Cztery medale w Berlinie! Piękny dzień dla polskich lekkoatletów
Biało-czerwona ekipa prowadzi też w tabeli medalowej. Impreza potrwa do niedzieli.
Podczas gdy złoto i srebro Nowickiego oraz Fajdka było „planowane”, tak dwa medale w konkursie kulomiotów są niespodzianką. Haratyk był wprawdzie faworytem, jednak niewielu spodziewało się, że na podium wskoczy też Bukowiecki, który dzień wcześniej miał problemy w eliminacjach.
„Z piekła do nieba, można powiedzieć. Dziękuję mojemu tacie, który mnie tak dobrze przygotował do docelowej imprezy. Nie było łatwo – szereg kontuzji w tym sezonie, cztery dni temu skręcony staw skokowy, fatalne kwalifikacje. To srebro jest bardzo cenne” – przyznał.
Do rodziców i dziadków, z którymi nie widuje się zbyt często, chciał uciekać ze strefy mieszanej Haratyk. Do złota – jak do pozostałych swoich sukcesów – podszedł ze spokojem i wydaje się, że bez większych emocji.
„Pcham w tym roku bardzo równo. To się potwierdziło w trakcie konkursu finałowego. Gdyby kolejność na podium była odwrotna i to Konrad stał na pierwszym miejscu, to też nie byłbym zły. Ważne, że złoto i srebro powędrowało do Polaków" - skomentował.
Tak jak było w europejskich tabelach, tak i zakończył się konkurs młociarzy. Wygrał Nowicki – 80,12 przed Fajdkiem – 78,69.

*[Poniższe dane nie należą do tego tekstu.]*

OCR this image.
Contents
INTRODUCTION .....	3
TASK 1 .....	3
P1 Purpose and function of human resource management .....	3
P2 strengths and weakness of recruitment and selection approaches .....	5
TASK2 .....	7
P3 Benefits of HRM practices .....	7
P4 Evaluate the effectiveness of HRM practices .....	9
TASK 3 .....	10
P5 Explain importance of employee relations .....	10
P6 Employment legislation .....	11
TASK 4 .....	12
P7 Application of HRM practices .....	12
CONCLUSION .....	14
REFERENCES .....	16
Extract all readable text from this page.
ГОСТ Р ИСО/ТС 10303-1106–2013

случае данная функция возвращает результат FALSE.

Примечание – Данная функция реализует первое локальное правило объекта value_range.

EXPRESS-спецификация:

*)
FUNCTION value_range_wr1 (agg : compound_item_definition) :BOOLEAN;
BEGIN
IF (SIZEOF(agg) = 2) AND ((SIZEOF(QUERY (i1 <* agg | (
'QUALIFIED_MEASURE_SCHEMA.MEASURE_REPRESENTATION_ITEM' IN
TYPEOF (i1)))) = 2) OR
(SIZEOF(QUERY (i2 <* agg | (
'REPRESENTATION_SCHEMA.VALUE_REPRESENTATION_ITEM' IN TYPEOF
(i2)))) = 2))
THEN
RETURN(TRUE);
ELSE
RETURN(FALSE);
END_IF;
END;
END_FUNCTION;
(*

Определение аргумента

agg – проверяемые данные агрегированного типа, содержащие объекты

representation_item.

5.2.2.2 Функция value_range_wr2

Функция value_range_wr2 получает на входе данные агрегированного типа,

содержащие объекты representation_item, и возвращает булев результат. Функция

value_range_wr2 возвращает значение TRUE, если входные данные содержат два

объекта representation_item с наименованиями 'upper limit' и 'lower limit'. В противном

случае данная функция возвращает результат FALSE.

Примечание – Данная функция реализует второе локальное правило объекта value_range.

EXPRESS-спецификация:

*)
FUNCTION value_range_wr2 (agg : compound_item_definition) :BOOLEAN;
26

„Może gdybym wygrywał cały sezon i przegrał ten jeden raz w mistrzostwach Europy, to czułbym złość, ale wiedziałem, że Wojtek jest bardzo mocny. Pokazał to przez cały sezon” – powiedział Fajdek.
Nowicki jak zwykle wykazał się skromnością. „Dla mnie Fajdek nadal pozostaje najlepszy na świecie. Przyszedłem na stadion wykonać zadanie, jakim było rzucenie 80 metrów. Medal dedykuję mojej trenerce Malwinie Sobierajskiej–Wojtulewicz” – zaznaczył bez emocji brązowy medalista igrzysk olimpijskich.
Katastrofą zakończyły się eliminacje w rzucie dyskiem mężczyzn. W finale nie wystąpią ani obrońca tytułu Piotr Małachowski, ani Robert Urbanek. Obaj mówili, że byli dobrze przygotowani, ale nie wytrzymała głowa. O medal nie powalczy też mistrz olimpijski Niemiec Christoph Harting.